504 or IEP: A student with ADHD may qualify for a 504 plan or an IEP, depending on how severely the disability interferes with their education. These terms can create a lot of confusion for parents understanding what is right for their child and what services they should seek. A 504 plan comes from Section 504 of the Rehabilitation Act of 1973. Schools that receive federal funding are obligated to serve students under section 504. Accommodations such as preferred seating and testing in a quiet area with no distractions are common. An IEP is an Individualized Education Plan. This individualized legal document creates an opportunity for parents, teachers and administrators to work together to improve educational results for children with disabilities.
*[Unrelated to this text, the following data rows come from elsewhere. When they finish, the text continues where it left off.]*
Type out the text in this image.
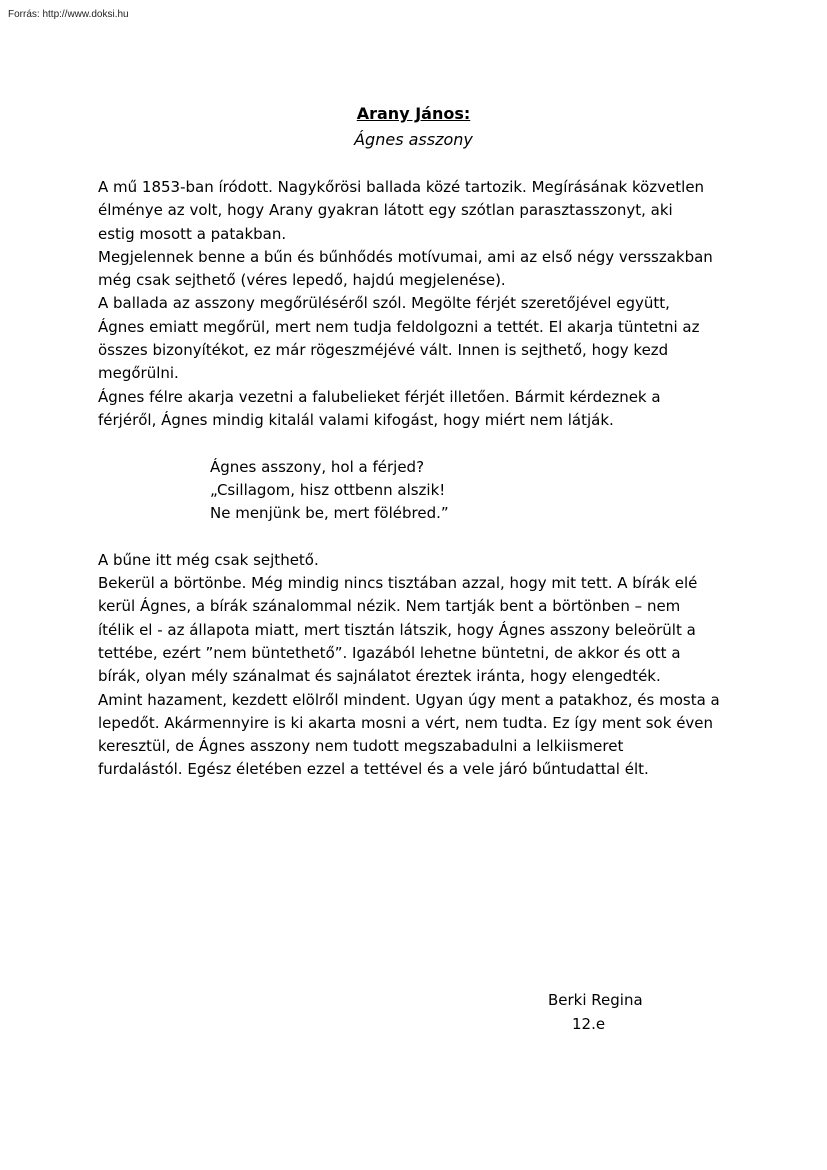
Forrás: http://www.doksi.hu
Arany János:
Ágnes asszony

A mű 1853-ban íródott. Nagykőrösi ballada közé tartozik. Megírásának közvetlen

élménye az volt, hogy Arany gyakran látott egy szótlan parasztasszonyt, aki

estig mosott a patakban.

Megjelennek benne a bűn és bűnhődés motívumai, ami az első négy versszakban

még csak sejthető (véres lepedő, hajdú megjelenése).

A ballada az asszony megőrüléséről szól. Megölte férjét szeretőjével együtt,

Ágnes emiatt megőrül, mert nem tudja feldolgozni a tettét. El akarja tüntetni az

összes bizonyítékot, ez már rögeszméjévé vált. Innen is sejthető, hogy kezd

megőrülni.

Ágnes félre akarja vezetni a falubelieket férjét illetően. Bármit kérdeznek a

férjéről, Ágnes mindig kitalál valami kifogást, hogy miért nem látják.

Ágnes asszony, hol a férjed?

„Csillagom, hisz ottbenn alszik!

Ne menjünk be, mert fölébred.”

A bűne itt még csak sejthető.

Bekerül a börtönbe. Még mindig nincs tisztában azzal, hogy mit tett. A bírák elé

kerül Ágnes, a bírák szánalommal nézik. Nem tartják bent a börtönben – nem

ítélik el - az állapota miatt, mert tisztán látszik, hogy Ágnes asszony beleörült a

tettébe, ezért ”nem büntethető”. Igazából lehetne büntetni, de akkor és ott a

bírák, olyan mély szánalmat és sajnálatot éreztek iránta, hogy elengedték.

Amint hazament, kezdett elölről mindent. Ugyan úgy ment a patakhoz, és mosta a

lepedőt. Akármennyire is ki akarta mosni a vért, nem tudta. Ez így ment sok éven

keresztül, de Ágnes asszony nem tudott megszabadulni a lelkiismeret

furdalástól. Egész életében ezzel a tettével és a vele járó bűntudattal élt.

Berki Regina
12.e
ARC of Jeffco is a chapter of the largest national organization of and for people with intellectual and developmental disabilities and their families. This is an incredible free resource for families navigating their way through the maze of IEP’s.
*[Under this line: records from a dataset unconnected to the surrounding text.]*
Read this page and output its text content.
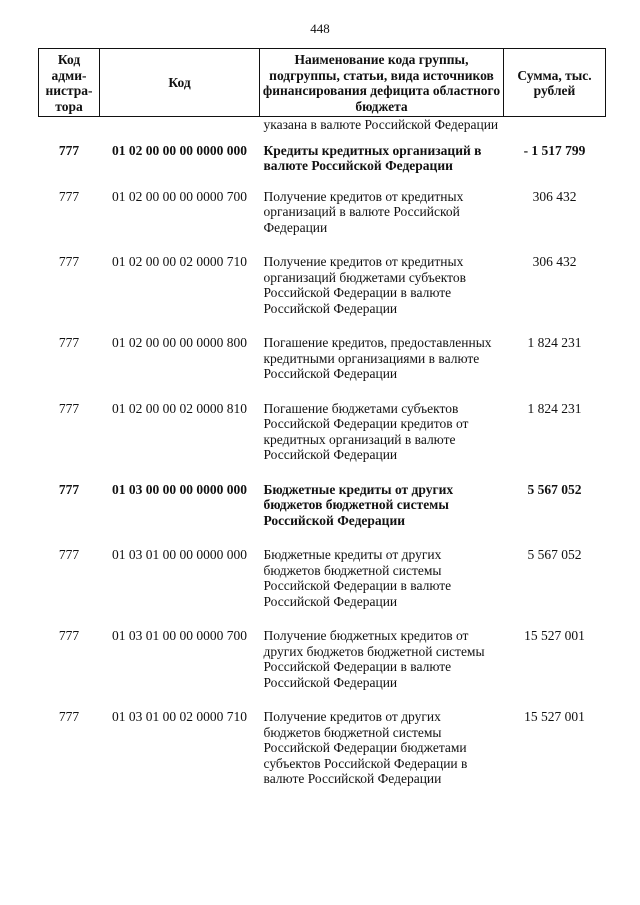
448
Код адми-нистра-тора	Код	Наименование кода группы, подгруппы, статьи, вида источников финансирования дефицита областного бюджета	Сумма, тыс. рублей
		указана в валюте Российской Федерации	
777	01 02 00 00 00 0000 000	Кредиты кредитных организаций в валюте Российской Федерации	- 1 517 799
777	01 02 00 00 00 0000 700	Получение кредитов от кредитных организаций в валюте Российской Федерации	306 432
777	01 02 00 00 02 0000 710	Получение кредитов от кредитных организаций бюджетами субъектов Российской Федерации в валюте Российской Федерации	306 432
777	01 02 00 00 00 0000 800	Погашение кредитов, предоставленных кредитными организациями в валюте Российской Федерации	1 824 231
777	01 02 00 00 02 0000 810	Погашение бюджетами субъектов Российской Федерации кредитов от кредитных организаций в валюте Российской Федерации	1 824 231
777	01 03 00 00 00 0000 000	Бюджетные кредиты от других бюджетов бюджетной системы Российской Федерации	5 567 052
777	01 03 01 00 00 0000 000	Бюджетные кредиты от других бюджетов бюджетной системы Российской Федерации в валюте Российской Федерации	5 567 052
777	01 03 01 00 00 0000 700	Получение бюджетных кредитов от других бюджетов бюджетной системы Российской Федерации в валюте Российской Федерации	15 527 001
777	01 03 01 00 02 0000 710	Получение кредитов от других бюджетов бюджетной системы Российской Федерации бюджетами субъектов Российской Федерации в валюте Российской Федерации	15 527 001
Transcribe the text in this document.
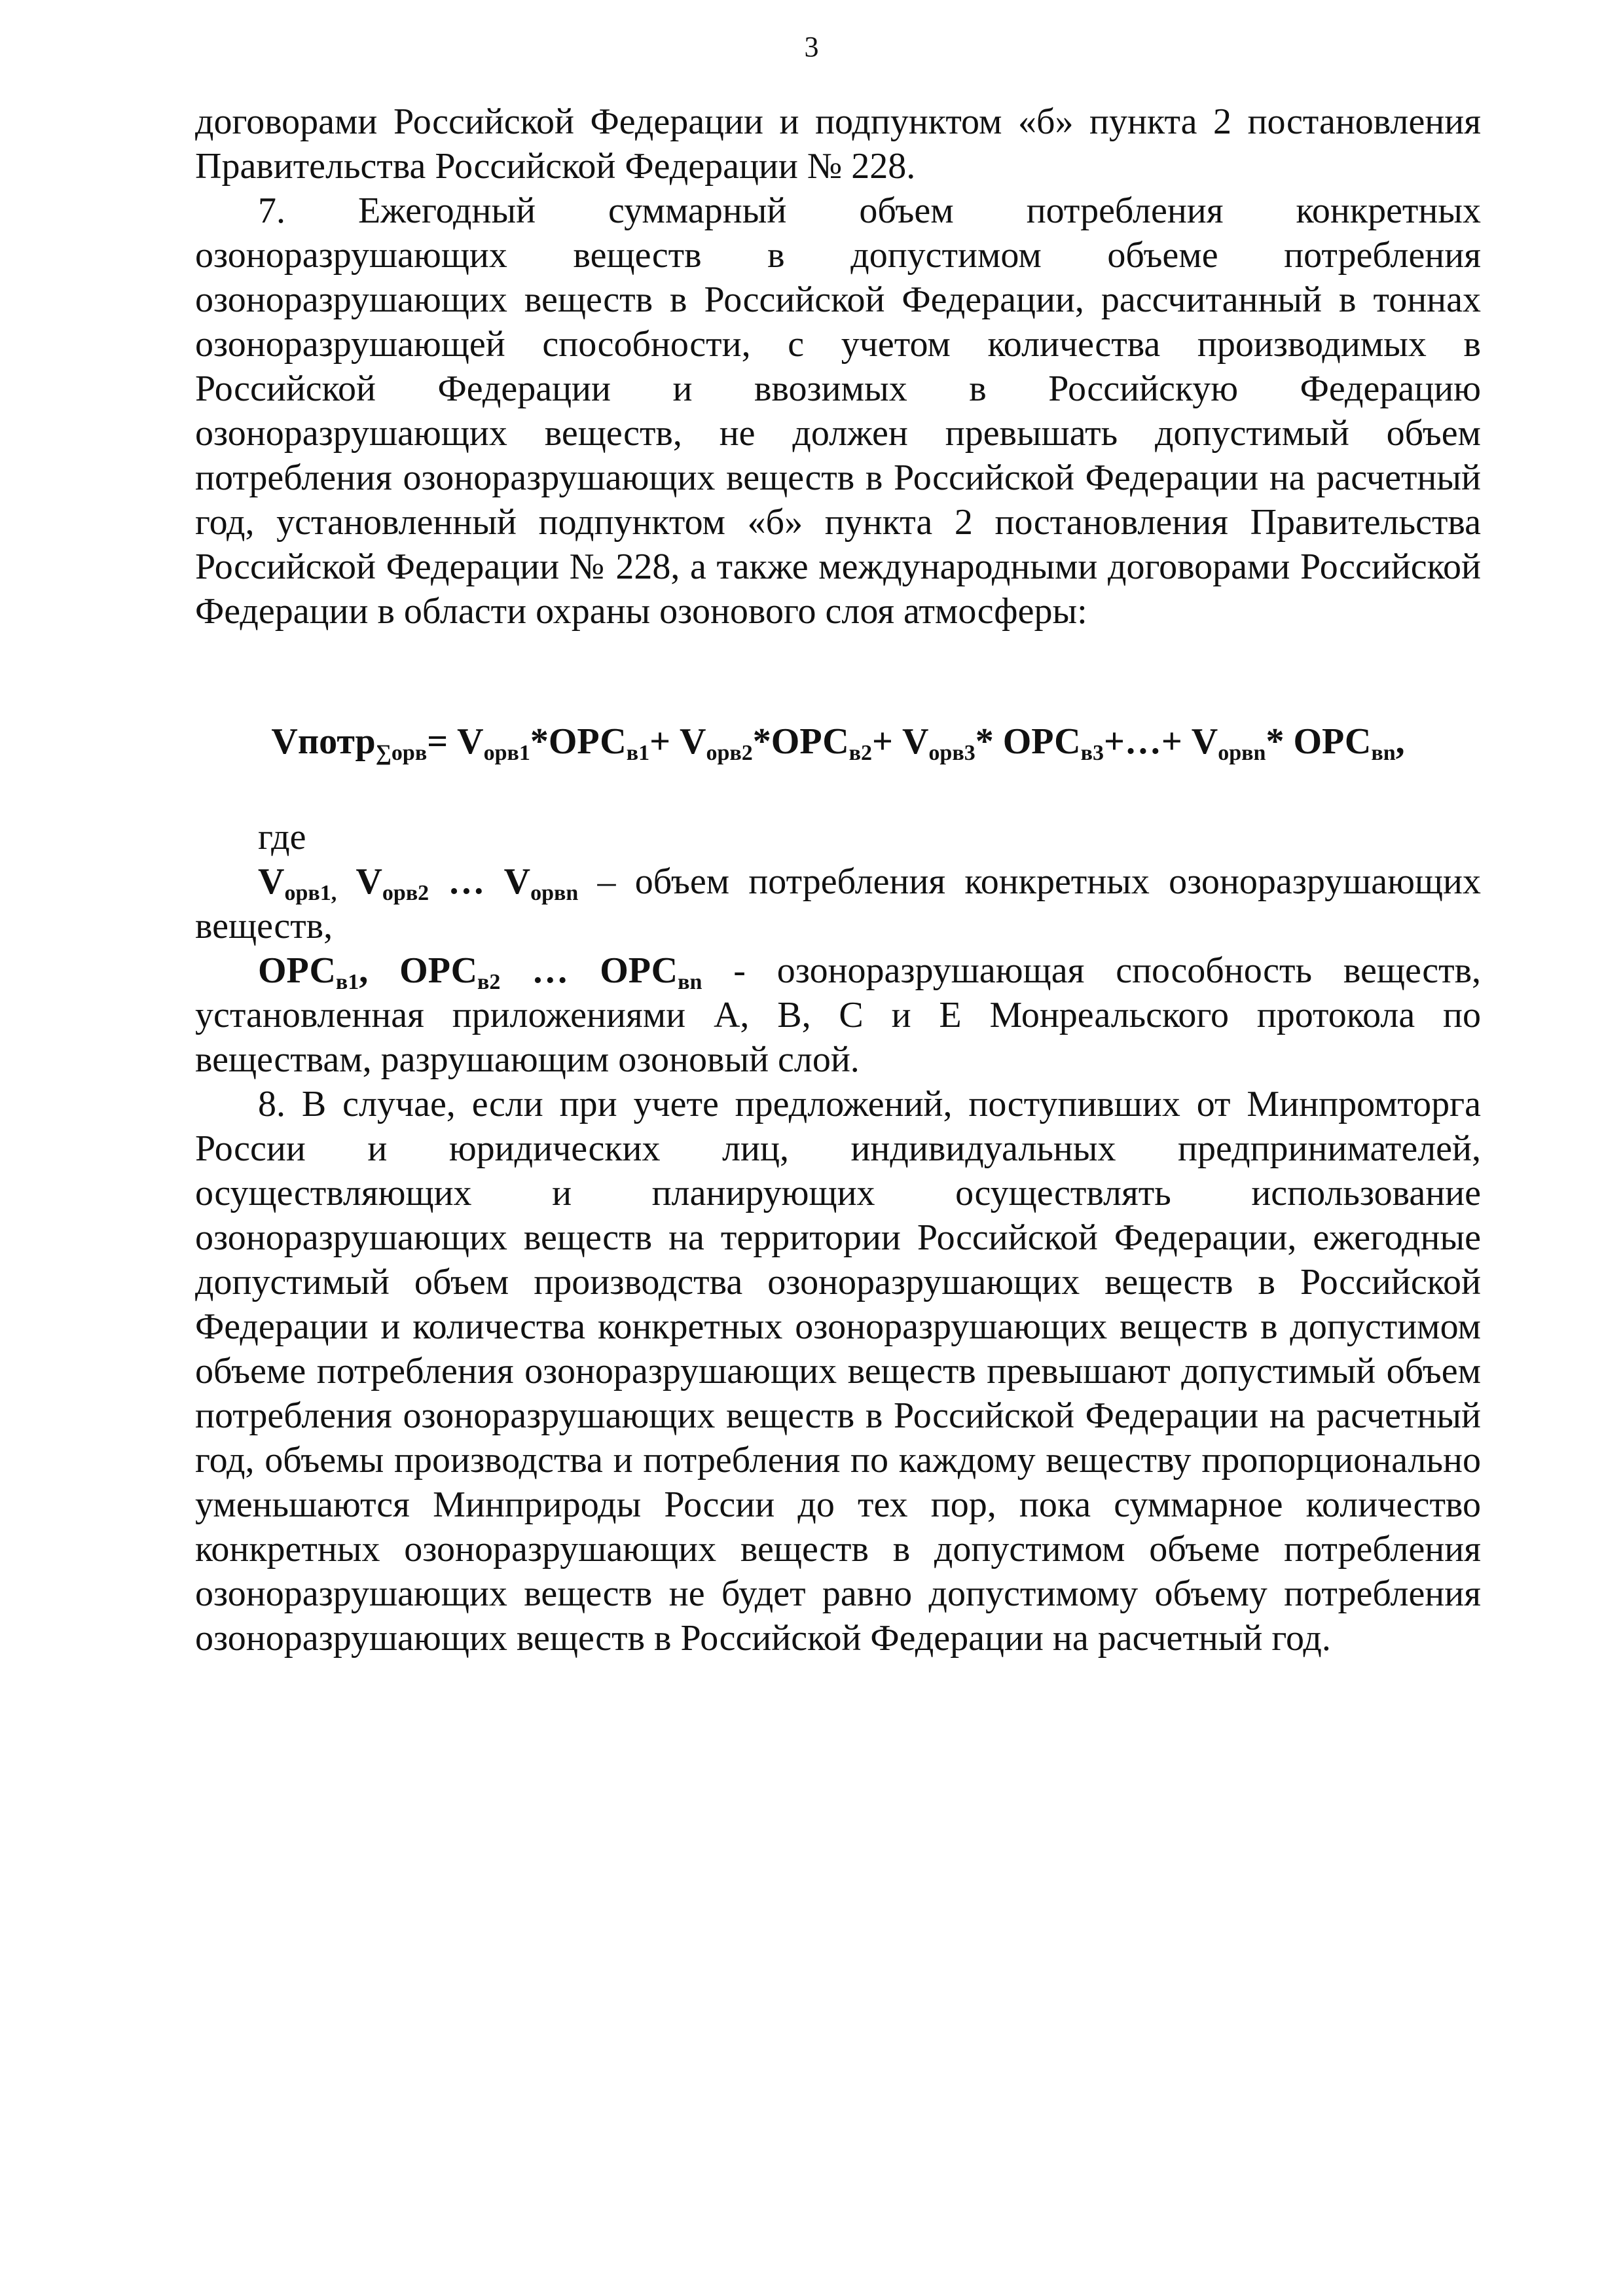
3

договорами Российской Федерации и подпунктом «б» пункта 2 постановления Правительства Российской Федерации № 228.

7. Ежегодный суммарный объем потребления конкретных озоноразрушающих веществ в допустимом объеме потребления озоноразрушающих веществ в Российской Федерации, рассчитанный в тоннах озоноразрушающей способности, с учетом количества производимых в Российской Федерации и ввозимых в Российскую Федерацию озоноразрушающих веществ, не должен превышать допустимый объем потребления озоноразрушающих веществ в Российской Федерации на расчетный год, установленный подпунктом «б» пункта 2 постановления Правительства Российской Федерации № 228, а также международными договорами Российской Федерации в области охраны озонового слоя атмосферы:

Vпотр$_{\sum орв}$= $V_{орв1}*ОРС_{в1}+ V_{орв2}*ОРС_{в2}+ V_{орв3}*$ $ОРС_{в3}+\dots+ V_{орвn}*$ $ОРС_{вn}$,

где

$V_{орв1,}$ $V_{орв2}$ … $V_{орвn}$ – объем потребления конкретных озоноразрушающих веществ,

$ОРС_{в1}$, $ОРС_{в2}$ … $ОРС_{вn}$ - озоноразрушающая способность веществ, установленная приложениями А, В, С и Е Монреальского протокола по веществам, разрушающим озоновый слой.

8. В случае, если при учете предложений, поступивших от Минпромторга России и юридических лиц, индивидуальных предпринимателей, осуществляющих и планирующих осуществлять использование озоноразрушающих веществ на территории Российской Федерации, ежегодные допустимый объем производства озоноразрушающих веществ в Российской Федерации и количества конкретных озоноразрушающих веществ в допустимом объеме потребления озоноразрушающих веществ превышают допустимый объем потребления озоноразрушающих веществ в Российской Федерации на расчетный год, объемы производства и потребления по каждому веществу пропорционально уменьшаются Минприроды России до тех пор, пока суммарное количество конкретных озоноразрушающих веществ в допустимом объеме потребления озоноразрушающих веществ не будет равно допустимому объему потребления озоноразрушающих веществ в Российской Федерации на расчетный год.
Motor skills: Poor handwriting, difficulty grasping a pen or pencil correctly, or being clumsy can be indicative of hypotonia (low muscle tone.) This neurological muscle disorder can make a child fatigue easily and make it difficult to pay attention. When a child is not attentive, learning is not taking place. A good Occupational Therapist can assess for this and treat with exercises.
Neurophysiology: As a clinician, I am very interested in someone’s physiological makeup. We can take a “picture” with an EEG to get an image and understand what disregulation is happening in the electrical activity of their brain creating inattention. There are different signatures of ADHD in the brain but the most common are excess slow wave activity in the frontal lobes (the executive command center of the brain,) too much slow wave activity in the frontal lobes with not enough fast wave activity in the parietal lobes (where cognition happens), excess fast wave activity globally, and hypo connectivity (how sites in the brain speak to each other or communicate.) This disregulation in the electrical activity can be “trained” much like an athlete can train for a marathon or a ski race. By learning how to inhibit excess amplitudes and increase connectivity through operant and classical conditioning techniques a patient can alter their neurochemistry, create new neuronal pathways and dissolve symptoms they are seeking treatment for. This process is a “bottom up” approach, treating the underlying physiology that creates the symptoms of inattention. The results are profound, transforming and long lasting.
Whatever the reason for inattention, it is important to treat the person holistically. Medication is one small part of the picture. Understanding the etiology is key for long lasting results, treating the underlying cause, not just putting a Band-Aid on the symptom.